A team from Massey University is developing software that could alleviate the UK’s foot and mouth disease outbreak. The software, EpiMAN, is a decision support system that helps authorities plan the containment of such an outbreak.
“Two of our guys have gone over with two [Ministry of Agriculture and Forestry] vets to help out,” says Brian O’Leary, a software developer working with Massey University’s EpiCentre, a veterinary epidemiology training and research centre. The team has taken with it a copy of EpiMAN (FMD), the version that specialises in foot and mouth disease control. Each version of the system is made up of a variety of modules that manage the different aspects of such a containment.
“One of the modules is called Tracing, which is a kind of detective program — where did the milk tanker go, who drove it, that sort of thing. Then you can make an intelligent query of the tanker firm to track the movements and break the chain.”
The package also allows the user to recreate the spread of the disease after the outbreak has been contained — it can backtrack to the initial incident and help authorities work out where the problem started.
The system requires a staggering amount of data from truck movements to weather patterns to properly assess potential problems but while it would ideally be run on a server it can be scaled down to fit on a laptop.

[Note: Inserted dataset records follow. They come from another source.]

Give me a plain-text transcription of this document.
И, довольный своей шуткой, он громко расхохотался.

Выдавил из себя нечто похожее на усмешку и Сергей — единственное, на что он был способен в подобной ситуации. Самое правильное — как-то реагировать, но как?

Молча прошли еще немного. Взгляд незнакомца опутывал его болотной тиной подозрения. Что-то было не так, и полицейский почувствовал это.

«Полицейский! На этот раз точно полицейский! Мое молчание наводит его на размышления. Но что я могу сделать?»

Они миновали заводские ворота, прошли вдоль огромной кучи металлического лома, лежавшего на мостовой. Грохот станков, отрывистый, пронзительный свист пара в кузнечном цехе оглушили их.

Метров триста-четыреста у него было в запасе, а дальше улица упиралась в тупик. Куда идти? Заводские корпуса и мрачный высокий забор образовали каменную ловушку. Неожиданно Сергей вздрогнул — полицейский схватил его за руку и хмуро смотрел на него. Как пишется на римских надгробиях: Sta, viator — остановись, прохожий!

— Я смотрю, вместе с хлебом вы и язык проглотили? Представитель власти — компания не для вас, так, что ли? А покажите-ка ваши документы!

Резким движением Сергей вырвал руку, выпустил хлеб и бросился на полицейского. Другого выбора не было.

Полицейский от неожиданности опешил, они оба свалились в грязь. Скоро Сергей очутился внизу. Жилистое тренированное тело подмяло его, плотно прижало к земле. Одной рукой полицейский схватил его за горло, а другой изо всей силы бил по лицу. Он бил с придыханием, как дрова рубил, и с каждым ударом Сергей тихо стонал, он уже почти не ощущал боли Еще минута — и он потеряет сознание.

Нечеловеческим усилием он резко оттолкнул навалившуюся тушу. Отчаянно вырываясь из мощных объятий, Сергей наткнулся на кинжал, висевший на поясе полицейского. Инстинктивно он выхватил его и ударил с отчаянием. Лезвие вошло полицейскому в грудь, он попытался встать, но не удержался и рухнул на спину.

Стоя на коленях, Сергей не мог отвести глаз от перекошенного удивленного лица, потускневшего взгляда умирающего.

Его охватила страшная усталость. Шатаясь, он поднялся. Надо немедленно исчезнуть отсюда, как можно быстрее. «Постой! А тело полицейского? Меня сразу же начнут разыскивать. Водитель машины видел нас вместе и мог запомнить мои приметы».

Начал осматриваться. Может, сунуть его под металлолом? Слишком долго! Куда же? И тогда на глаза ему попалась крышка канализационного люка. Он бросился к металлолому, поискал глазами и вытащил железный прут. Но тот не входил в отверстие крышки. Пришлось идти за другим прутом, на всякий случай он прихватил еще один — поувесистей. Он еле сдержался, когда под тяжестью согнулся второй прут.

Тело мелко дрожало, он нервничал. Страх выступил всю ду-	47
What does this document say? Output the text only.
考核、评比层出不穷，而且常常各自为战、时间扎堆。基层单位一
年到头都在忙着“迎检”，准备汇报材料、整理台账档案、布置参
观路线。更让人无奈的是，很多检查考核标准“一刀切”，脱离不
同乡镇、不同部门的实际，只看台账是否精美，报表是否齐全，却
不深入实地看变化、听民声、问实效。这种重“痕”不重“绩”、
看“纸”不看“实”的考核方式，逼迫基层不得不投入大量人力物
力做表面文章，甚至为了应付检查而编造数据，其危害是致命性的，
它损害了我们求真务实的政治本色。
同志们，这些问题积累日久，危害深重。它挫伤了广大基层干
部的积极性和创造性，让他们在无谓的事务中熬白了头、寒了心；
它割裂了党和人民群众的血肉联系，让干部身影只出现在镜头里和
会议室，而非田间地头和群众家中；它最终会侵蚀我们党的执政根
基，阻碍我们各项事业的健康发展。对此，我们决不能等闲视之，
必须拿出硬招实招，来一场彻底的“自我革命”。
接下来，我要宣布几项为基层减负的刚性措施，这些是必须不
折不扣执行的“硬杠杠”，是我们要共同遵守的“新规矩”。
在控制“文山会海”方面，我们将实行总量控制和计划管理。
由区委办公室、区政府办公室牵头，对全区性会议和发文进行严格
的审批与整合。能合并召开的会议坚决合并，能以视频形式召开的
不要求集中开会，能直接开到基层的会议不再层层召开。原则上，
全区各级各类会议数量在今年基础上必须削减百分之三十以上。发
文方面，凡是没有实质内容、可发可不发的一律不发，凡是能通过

EpiMAN was developed by the EpiCentre team using “a variety of languages including Access, Visual Basic, C++ and Fortran”, and has been sold to a number of countries including the UK, Switzerland and the Netherlands. New Zealand’s own MAF also uses the package but has never had to deploy it in the field.
The EpiCentre team is practically the only software developer working in the field of epidemic outbreak control — helped by having a world-renowned epidemiologist as the unit’s director: Professor Roger Morris.
EpiMAN is not the EpiCentre’s only product — it has a variety of different models for EpiMAN that analyse different diseases, Swine Fever and TB, and the team is working on producing a meta version of EpiMAN that will work with a number of air-borne diseases. The Centre produces a number of other applications as well, including herd management software that has an add-on package for Palm users called CowPAD.